9. Reduce (or Eliminate) the Meetings You Have
3 billionaires gave advice on reducing or eliminating meetings in the book.
Mark Cuban said to never have a meeting unless you stand to make a lot of money: like a sales negotiation or when you are selling your company.
His exact words were:
“Never do meetings unless someone is writing a check.”
Warren Buffett, consistently the world’s richest man this last decade, said in numerous interviews with him and Bill Gates that he never has meetings.
This is because many meetings are a waste of time. If you pay people $30 an hour and ten people show up for a useless meeting, they have taken $300 from you.
If you are an employee, Tim Ferriss, author of the 4 Hour Work Week, has some great strategies for phasing out of meetings as an employee in his book.
Jason Fried, a multi-millionaire, has said in his book Rework to only invite necessary people to a meeting. He also recommends setting an objective at the start and a timer for how long the meeting goes for. It’s all about not wasting people’s time. As the boss, you’re paying for that time.
Try Stand-Up Meetings With A Time Limit and Purpose
If you do have meetings, try having stand-up meetings. Billionaire Richard Branson has 10-minute stand-up meetings. He says this is because:
- It emphasizes real communication.
- It makes it quicker to get to business and seal a deal.
- It wastes less time.
- No one nods off.
- Decisions are made quicker.
“While some circumstances call for workshops and more elaborate presentations, it’s very rare that a meeting on a single topic should need to last more than 5-10 minutes.”
A 1999 study from the Journal of Applied Psychology found that sit-down meetings were 34% longer than stand-up meetings but produced no better decisions.
Researchers at Washington University in St. Louis found that stand-up meetings produced far better outcomes than sit-down meetings. In Social Psychological & Personality Science, they found that stand-up meetings led to better collaboration, more engagement, less possessiveness, and more problem-solving creativity.
Try A Walking Meeting
Richard Branson said he prefers walking meetings for the reasons listed above. Also, seeing running waters from rivers or oceans makes him more creative.

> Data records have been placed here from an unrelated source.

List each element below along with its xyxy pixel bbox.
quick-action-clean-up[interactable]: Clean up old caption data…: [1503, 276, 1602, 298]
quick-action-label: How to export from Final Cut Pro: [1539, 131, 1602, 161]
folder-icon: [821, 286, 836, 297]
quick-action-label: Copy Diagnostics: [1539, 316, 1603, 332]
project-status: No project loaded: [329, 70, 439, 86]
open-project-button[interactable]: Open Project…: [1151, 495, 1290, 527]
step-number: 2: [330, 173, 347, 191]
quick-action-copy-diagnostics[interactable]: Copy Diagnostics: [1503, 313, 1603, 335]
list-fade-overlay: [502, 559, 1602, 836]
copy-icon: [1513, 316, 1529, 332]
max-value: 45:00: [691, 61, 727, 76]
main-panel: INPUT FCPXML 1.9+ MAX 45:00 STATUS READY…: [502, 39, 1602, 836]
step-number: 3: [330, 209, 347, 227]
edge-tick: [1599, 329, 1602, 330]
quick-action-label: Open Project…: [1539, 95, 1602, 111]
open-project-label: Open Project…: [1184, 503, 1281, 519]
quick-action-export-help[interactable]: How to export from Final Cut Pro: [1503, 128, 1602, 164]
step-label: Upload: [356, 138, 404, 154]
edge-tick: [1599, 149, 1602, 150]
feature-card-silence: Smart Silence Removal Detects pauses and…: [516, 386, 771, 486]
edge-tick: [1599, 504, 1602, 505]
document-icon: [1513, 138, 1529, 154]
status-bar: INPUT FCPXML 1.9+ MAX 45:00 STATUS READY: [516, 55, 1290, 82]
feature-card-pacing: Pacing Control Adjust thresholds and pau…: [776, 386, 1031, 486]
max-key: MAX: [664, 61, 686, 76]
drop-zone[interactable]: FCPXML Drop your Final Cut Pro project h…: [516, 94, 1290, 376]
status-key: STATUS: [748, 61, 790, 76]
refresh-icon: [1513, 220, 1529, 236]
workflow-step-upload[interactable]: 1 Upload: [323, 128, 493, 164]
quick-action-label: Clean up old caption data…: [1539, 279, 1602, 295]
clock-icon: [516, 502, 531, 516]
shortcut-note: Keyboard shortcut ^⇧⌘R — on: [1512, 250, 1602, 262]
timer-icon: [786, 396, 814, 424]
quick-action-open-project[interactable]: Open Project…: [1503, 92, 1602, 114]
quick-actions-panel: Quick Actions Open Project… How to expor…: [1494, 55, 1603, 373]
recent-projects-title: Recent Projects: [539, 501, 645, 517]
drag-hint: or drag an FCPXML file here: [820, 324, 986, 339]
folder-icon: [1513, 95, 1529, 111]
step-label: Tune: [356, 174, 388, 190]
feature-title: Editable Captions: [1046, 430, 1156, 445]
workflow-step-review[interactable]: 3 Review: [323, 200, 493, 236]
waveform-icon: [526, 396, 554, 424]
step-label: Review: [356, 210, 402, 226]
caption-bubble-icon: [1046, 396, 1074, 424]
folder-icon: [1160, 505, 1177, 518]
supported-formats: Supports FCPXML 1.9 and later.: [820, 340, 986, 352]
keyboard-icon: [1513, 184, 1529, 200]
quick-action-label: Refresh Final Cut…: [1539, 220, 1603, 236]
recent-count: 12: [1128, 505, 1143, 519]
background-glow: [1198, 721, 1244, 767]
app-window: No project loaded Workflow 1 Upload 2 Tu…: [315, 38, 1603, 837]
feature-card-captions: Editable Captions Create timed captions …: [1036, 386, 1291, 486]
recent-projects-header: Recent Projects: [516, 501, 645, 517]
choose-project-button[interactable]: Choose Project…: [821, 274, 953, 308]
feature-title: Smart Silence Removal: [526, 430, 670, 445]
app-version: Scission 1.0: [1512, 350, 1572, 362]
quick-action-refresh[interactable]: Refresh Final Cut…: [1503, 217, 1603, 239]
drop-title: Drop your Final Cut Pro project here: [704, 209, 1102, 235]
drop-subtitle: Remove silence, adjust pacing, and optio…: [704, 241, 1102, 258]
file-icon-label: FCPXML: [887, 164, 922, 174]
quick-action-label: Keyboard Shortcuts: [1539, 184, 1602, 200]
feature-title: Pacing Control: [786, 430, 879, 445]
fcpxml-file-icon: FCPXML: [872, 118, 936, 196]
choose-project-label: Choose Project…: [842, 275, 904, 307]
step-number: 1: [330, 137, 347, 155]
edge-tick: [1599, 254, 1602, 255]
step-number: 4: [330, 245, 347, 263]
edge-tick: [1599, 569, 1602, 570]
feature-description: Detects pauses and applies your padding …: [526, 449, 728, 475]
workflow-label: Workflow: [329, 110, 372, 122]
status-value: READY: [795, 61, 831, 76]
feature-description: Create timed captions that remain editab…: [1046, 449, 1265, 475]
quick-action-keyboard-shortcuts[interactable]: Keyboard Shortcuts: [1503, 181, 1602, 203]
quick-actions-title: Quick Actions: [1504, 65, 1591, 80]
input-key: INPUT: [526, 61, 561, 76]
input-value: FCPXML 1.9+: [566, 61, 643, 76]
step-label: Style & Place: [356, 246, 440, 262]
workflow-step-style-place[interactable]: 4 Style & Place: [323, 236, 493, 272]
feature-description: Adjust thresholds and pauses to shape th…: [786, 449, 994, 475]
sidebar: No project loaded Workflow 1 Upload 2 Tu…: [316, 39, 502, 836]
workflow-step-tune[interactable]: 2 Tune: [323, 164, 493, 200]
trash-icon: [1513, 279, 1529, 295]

According to the book, Mark Zuckerberg, Steve Jobs, and Jack Dorsey also had walking meetings.
10. Don’t Under-emphasize the basics: Exercise, Eat Right, & Read
This one is more from finding obvious common themes from millionaires, like Arnold Schwarzenegger, Gary Vaynerchuk, and Tony Robbins. These are basic, common themes that are simple, but no one does.

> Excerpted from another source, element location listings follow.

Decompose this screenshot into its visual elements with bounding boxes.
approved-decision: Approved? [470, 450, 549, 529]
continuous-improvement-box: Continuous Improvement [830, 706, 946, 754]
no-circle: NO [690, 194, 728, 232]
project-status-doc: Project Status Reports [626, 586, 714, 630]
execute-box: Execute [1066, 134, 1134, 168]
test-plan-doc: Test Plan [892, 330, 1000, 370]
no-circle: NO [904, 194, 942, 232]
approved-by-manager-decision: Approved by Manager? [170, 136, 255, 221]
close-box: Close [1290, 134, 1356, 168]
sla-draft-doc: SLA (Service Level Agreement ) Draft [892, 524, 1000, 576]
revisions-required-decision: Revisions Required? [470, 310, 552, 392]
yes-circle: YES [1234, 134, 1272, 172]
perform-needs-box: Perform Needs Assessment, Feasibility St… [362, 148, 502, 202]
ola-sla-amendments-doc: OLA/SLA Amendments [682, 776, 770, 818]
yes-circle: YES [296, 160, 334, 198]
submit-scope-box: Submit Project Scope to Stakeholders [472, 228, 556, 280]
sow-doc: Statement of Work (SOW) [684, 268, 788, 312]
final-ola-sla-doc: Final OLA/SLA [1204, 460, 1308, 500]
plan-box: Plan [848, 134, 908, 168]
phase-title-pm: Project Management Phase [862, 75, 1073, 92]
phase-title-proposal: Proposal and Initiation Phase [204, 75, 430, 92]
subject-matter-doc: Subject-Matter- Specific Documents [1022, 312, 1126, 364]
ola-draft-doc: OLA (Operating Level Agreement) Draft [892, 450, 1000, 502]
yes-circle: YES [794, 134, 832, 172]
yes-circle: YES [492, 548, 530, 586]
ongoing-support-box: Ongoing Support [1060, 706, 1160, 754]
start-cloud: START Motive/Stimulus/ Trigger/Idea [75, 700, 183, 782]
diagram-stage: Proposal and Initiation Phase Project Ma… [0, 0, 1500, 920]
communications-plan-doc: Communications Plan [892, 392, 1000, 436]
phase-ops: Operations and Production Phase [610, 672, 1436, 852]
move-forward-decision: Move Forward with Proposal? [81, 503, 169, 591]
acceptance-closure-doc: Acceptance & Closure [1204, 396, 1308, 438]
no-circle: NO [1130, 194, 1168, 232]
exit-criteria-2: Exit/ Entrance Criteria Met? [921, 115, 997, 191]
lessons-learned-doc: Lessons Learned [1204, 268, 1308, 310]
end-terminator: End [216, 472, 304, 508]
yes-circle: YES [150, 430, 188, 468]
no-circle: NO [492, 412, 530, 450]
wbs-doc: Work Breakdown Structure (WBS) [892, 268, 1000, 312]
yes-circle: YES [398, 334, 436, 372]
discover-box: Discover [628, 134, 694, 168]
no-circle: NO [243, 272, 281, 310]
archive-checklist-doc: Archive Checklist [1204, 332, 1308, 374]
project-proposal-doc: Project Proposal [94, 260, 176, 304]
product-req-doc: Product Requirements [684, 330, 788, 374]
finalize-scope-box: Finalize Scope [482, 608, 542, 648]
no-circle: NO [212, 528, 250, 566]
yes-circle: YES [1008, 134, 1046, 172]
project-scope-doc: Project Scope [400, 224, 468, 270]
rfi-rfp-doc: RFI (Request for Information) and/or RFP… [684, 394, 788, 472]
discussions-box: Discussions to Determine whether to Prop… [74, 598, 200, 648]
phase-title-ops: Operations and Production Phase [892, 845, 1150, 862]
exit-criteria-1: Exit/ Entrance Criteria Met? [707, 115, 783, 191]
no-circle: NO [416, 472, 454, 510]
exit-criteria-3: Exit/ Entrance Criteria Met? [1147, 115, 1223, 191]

Basic fundamental habits are most easily looked over because they’re “too easy.” Yet everyone is too lazy to actually do them consistently.
Most multi-millionaires do most, if not all, of these:
- Stay fully hydrated
- Eat nutritious food
- Exercise daily, especially cardio (aerobic exercise)
- Wake up before 6am
- Read the right things
- Daily goal-setting
The most important are probably exercise, nutrition, and goal setting. I’d throw in meditation as a close 4th.
Don’t let it overwhelm you. Just improving on one of these puts you ahead. The average person doesn’t bother to improve any of these.
11. Realize You Control Your Time & Simplify Your Calendar
Here’s a bonus tip. Warren Buffett has said in many interviews that he keeps his calendar very simple. In the Charlie Rose interview below, he shows his actual calendar, which has only three to-do activities for the month.
Bill Gates was stunned when he learned about this from Warren. Before he met him, he was moreso at the whim of whoever wanted his time. Warren taught him that you are in charge of your time, not someone else.
Bill still maps out every minute of his day to control his productivity, but is more thoughtful with what he chooses to put on there. As you can tell, there are different styles based on your preferences. But there are universal mindsets that you should still have.
Warren has an infinite amount of things he could do. But by focusing on an amount he can count with his fingers for the month, it clears out all the low-impact, distracting activities he should de-prioritize.
I Challenge You To Take Action Now
I want to challenge you to start doing one of these more right now. For me, I will start with less meetings and work on the others.